« Perché la vostra gioia sia piena »
domenica 21 maggio 2006 di don Sinuhe Marotta
A noi che, per essere felici, vorremmo essere bravi a fare tante cose - lo spirito del mondo, infatti, costringe i nostri figli a giocare a molti sport, a suonare molti strumenti, ad essere primi a scuola, seducenti nel ballare e così via - il Signore mostra che vale la pena essere esperti soprattutto nella capacità di amare. Ci insegna la via migliore di tutte: amarci gli uni gli altri come Lui ci ha amato.
E amare che significa? Prendere ciò che ci piace dell’altro? No, significa piuttosto offrire la propria vita all’altro, con delicatezza, tenerezza e coraggio.
A noi che, per essere felici, vorremmo essere belli, quasi perfetti - lo spirito del mondo, infatti, non ci consente oggi di presentare una qualsivoglia imperfezione fisica - il Signore insegna la via migliore: osservare i suoi comandamenti e metterli in pratica. Da qui deriva una bellezza straordinaria, tale da renderci somiglianti con Lui, ad immagine del Quale siamo stati creati.
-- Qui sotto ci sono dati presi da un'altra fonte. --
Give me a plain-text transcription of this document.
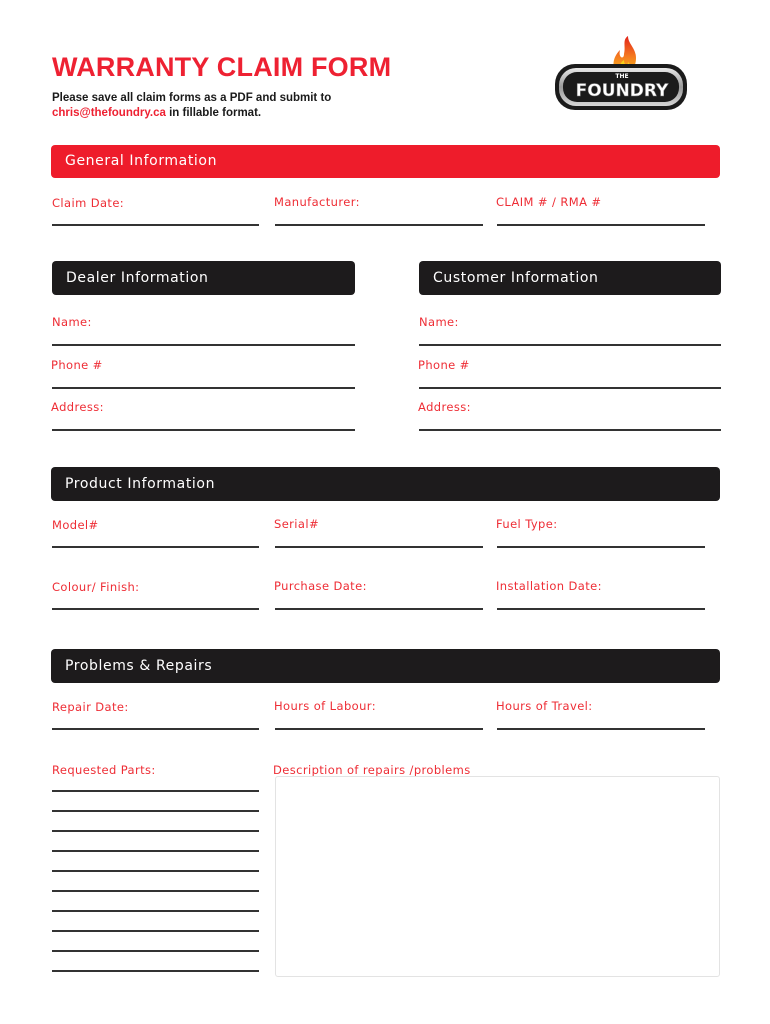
WARRANTY CLAIM FORM
Please save all claim forms as a PDF and submit to
chris@thefoundry.ca in fillable format.
THE
FOUNDRY
General Information
Claim Date:	Manufacturer:	CLAIM # / RMA #
Dealer Information	Customer Information
Name:
Phone #
Address:
Name:
Phone #
Address:
Product Information
Model#	Serial#	Fuel Type:
Colour/ Finish:	Purchase Date:	Installation Date:
Problems & Repairs
Repair Date:	Hours of Labour:	Hours of Travel:
Requested Parts:	Description of repairs /problems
Oggi i nostri fanciulli che chiedono e ricevono la Prima comunione con Cristo ci ricordano la profonda verità della Parola del Signore. Si sono preparati a lungo in questi due anni proprio per conoscere, apprezzare e rispondere agli inviti del Signore e cominciare anch’essi ad amare come Lui ha fatto ed insegnato.
Ma un’altra dimensione importante ci ricordano questi nostri ragazzi con la festa a loro dedicata: con chi stare nella propria vita.
Forse ci sentiremmo fieri se potessimo dire “Mio figlio sta con quella squadra; conosce quel famoso allenatore e quel presidente, anzi è stato convocato dalla società più importante in Italia” (forse no, magari cominciamo ad aprire gli occhi e renderci conto verso dove e verso chi stiamo spingendo i nostri figli con il culto esasperato di un certo modo di fare sport...).
Noi potremmo dire: mio figlio sta con il Signore, è sempre con Lui, porta Lui nel cuore; anzi non è neppure un semplice dipendente: sono Amici, si frequentano ogni domenica.
Da qui viene infatti la gioia, quella gioia piena che tanto cerchiamo: “Questo vi ho detto perché la mia gioia sia in voi e la vostra gioia sia piena” (Gv 15,11).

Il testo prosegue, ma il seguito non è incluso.